1) “They claim that the ‘TV ratings are subjective.’ But the ratings system and its oversight were created precisely to provide consumers with objectiveguidance. It’s even spelled out on the TV Parental Guidelines Monitoring Board’s website http://www.tvguidelines.org/resources/TheRatings.pdf. When the industry gives this weak excuse, they’re doing so only to hide behind a veil of subjectivity and avoid public accountability.

2) “Hollywood says they don’t get complaints about inaccurately-rated TV shows. Of course they don’t! Why would they get complaints when most Americans have never even heard of the TV Parental Guidelines Monitoring Board? Most Americans have no any idea that it is their obligation to contact the board if they believe a rating is wrong. Most Americans (and even the content creators in Hollywood with whom I’ve spoken about this) believe that the TV content ratings are applied by an independent group, just as the MPAA does for movies; but that is not the case for TV shows. The broadcast and cable networks that assign the age rating for their own shows sit on the very oversight board tasked with ensuring that TV ratings are accurate.

3) “Hollywood’s lobbyists claim parents say the ratings system works and that they are satisfied. This is true if the conclusion is based upon the polling data that the entertainment industry bought and paid for. But based upon more than 1,700 public comments to the FCC concerning the TV content rating system, 100% of Americans who are not entertainment industry lobbyists publicly stated some level of concern or dissatisfaction with explicit or age-inappropriate content reaching children.

“Here’s a head-scratcher: Even the MPAA’s own lobbyist is advocating to protect a TV content rating system that is inferior to the MPAA’s content rating system!

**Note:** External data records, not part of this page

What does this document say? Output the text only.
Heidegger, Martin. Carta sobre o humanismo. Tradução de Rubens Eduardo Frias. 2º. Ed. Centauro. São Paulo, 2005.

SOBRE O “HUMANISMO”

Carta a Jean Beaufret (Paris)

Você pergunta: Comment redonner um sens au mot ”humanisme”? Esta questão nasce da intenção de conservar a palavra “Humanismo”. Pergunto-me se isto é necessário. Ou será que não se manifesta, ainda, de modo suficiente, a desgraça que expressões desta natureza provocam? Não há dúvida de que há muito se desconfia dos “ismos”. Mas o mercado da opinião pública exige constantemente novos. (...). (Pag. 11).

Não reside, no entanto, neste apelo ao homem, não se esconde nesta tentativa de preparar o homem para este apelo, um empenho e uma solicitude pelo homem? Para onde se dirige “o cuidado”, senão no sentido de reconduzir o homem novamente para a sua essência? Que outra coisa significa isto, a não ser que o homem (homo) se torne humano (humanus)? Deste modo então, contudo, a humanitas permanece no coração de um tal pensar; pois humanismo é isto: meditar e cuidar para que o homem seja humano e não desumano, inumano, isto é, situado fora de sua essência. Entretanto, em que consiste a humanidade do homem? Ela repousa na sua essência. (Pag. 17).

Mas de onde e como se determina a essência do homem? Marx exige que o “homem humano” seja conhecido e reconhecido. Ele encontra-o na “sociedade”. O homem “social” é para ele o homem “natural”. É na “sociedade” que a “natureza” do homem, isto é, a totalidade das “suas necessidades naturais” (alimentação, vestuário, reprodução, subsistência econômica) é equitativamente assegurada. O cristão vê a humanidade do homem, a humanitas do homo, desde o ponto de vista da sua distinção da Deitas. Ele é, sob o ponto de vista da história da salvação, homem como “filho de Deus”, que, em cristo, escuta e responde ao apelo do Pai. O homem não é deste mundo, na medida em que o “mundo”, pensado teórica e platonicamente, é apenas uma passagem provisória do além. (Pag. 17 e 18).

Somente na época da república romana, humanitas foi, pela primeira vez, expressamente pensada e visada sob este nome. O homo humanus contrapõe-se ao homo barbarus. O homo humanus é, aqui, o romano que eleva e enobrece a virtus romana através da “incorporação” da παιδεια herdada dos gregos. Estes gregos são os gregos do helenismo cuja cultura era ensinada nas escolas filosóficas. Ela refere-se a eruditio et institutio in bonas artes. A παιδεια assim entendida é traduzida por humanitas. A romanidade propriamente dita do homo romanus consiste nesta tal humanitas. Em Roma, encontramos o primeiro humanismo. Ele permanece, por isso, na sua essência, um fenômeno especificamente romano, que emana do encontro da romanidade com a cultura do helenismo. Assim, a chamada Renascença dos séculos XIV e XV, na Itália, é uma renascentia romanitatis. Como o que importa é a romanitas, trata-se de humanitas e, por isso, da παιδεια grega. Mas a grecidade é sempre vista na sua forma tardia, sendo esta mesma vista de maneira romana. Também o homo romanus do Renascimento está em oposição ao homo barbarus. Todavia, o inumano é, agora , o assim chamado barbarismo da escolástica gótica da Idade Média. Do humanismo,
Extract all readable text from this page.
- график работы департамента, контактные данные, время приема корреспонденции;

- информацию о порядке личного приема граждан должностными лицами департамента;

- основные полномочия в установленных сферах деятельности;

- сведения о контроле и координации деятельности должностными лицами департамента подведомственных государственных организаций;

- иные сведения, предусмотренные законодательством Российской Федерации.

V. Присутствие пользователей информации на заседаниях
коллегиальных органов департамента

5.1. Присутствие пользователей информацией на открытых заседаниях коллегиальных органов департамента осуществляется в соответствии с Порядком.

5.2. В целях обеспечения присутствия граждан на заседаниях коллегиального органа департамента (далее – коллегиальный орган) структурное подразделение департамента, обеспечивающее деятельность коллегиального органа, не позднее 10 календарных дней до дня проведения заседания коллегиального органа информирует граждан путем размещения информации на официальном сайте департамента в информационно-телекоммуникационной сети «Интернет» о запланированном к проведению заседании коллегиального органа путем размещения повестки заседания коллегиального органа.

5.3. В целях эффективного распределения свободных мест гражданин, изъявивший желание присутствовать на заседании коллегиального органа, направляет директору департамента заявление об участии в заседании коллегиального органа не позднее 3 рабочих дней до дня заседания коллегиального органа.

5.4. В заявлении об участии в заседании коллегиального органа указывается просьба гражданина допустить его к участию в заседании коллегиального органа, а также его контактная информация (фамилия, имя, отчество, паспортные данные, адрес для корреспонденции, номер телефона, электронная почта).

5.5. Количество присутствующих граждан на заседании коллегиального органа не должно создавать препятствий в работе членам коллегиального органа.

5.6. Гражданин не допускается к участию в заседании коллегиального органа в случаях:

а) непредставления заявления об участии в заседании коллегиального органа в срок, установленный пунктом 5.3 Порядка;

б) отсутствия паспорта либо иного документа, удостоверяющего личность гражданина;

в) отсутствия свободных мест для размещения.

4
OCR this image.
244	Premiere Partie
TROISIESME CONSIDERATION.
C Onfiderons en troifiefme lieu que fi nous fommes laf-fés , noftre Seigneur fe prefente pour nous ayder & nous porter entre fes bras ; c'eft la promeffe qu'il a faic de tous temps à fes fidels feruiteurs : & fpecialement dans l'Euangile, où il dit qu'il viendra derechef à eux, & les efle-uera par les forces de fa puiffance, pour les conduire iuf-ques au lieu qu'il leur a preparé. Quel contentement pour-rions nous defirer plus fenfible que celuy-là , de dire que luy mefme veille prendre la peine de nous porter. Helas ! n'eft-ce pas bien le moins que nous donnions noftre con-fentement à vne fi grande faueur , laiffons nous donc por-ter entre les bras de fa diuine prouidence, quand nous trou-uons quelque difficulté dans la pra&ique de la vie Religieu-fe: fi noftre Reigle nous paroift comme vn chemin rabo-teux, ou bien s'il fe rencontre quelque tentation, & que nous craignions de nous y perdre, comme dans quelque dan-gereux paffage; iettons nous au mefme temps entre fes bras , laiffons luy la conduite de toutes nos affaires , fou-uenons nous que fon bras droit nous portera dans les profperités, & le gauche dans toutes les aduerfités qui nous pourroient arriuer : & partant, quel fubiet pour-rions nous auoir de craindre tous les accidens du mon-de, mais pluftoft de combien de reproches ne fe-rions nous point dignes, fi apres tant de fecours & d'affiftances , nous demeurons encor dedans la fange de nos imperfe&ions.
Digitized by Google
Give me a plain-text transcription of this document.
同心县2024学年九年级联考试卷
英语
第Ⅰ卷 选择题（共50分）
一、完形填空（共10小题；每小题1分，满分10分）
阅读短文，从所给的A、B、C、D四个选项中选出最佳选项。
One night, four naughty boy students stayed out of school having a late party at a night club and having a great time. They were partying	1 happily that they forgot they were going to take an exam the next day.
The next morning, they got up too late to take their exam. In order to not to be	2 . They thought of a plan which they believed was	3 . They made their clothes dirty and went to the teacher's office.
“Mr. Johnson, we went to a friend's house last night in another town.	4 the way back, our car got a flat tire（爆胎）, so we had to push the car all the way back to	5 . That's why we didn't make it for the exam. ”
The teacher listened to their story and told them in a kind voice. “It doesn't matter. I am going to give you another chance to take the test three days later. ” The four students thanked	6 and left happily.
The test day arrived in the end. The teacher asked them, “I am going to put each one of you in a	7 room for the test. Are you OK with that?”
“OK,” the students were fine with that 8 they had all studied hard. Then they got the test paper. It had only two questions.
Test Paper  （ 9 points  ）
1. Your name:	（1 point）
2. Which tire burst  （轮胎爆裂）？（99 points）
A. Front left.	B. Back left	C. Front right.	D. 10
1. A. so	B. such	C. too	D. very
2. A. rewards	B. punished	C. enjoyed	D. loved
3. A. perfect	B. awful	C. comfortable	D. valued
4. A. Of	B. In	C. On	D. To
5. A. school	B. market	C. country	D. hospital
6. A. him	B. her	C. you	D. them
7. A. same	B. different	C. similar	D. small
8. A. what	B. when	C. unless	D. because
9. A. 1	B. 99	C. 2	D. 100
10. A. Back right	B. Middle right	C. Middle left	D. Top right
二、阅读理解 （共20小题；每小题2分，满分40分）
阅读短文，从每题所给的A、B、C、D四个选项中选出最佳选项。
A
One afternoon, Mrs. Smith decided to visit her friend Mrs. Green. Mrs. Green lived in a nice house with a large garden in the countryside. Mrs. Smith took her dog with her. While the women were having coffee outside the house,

“Children deserve to be protected from harmful media content, and one way to do so is to label that content with an age-based rating system that is accurate, consistent, transparent and accountable to the public. Right now it is none of those four things.

“While we understand that the scope of the FCC’s current regulatory review of the TV Content Ratings System was narrowly defined by Congress; and while we understand that the First Amendment may be a gating factor for the FCC’s actions, surely the Commission’s formal report back to the Congress could serve as a catalyst for positive change.

“Now is the time for the FCC to consider how it can help to modernize the content rating system for the benefit of the American people, not to protect the status quo for Hollywood lobbyists who profit from an outdated and broken system.”